- Blue Creek Location within Belize
- Coordinates: 17°54′N 88°54′W﻿ / ﻿17.900°N 88.900°W
- Country: Belize
- District: Orange Walk District

Population (2022)
- • Total: 841
- Time zone: UTC-6 (Central)
- Climate: Aw

= Blue Creek, Orange Walk =

Blue Creek, also Blue Creek Colony, is a Mennonite settlement that is also an administrative village in Orange Walk District in Belize. It borders Blue Creek river, which forms the border to Mexico. Its inhabitants are Plautdietsch-speaking Russian Mennonites.

In 1958 Blue Creek was founded by Old Colony Mennonites from Mexico. Disputes about the use of mechanical tools, especially chain saws, soon led to conflicts, which resulted in the founding of an Evangelical Mennonite Mission Conference congregation in 1966 there, while others left to Bolivia, Mexico and Canada.

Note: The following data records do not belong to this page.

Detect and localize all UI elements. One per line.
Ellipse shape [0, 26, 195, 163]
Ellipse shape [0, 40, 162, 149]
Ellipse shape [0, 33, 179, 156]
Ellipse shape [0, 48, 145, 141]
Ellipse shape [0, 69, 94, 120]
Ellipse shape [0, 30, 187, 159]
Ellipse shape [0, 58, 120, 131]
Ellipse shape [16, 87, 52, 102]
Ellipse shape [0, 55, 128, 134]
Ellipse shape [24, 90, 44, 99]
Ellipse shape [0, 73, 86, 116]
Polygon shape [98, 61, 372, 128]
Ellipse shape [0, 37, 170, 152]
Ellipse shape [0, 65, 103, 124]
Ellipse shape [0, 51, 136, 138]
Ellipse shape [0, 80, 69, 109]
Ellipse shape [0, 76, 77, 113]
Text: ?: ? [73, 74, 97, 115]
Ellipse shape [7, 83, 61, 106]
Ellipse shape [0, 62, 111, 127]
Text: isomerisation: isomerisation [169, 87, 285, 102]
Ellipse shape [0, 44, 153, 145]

In the end also the leaders of the Old Colony church left, forcing members to decide whether they would leave with them or join other groups. In 1978 families of the Kleine Gemeinde congregation from Spanish Lookout population moved to Blue Creek, to form a congregation there. Today about half of population is in the modern Evangelical Mennonite Mission Church, which is part of the Evangelical Mennonite Mission Conference, while the other half is in the more conservative Kleine Gemeinde.

Since about 1980 the population of Blue Creek has been around 100 families. According to the 2010 census, Blue Creek had 407 residents in 111 households. The population has more than doubled between 2010 and 2022 censuses, reaching 841 as of 2022.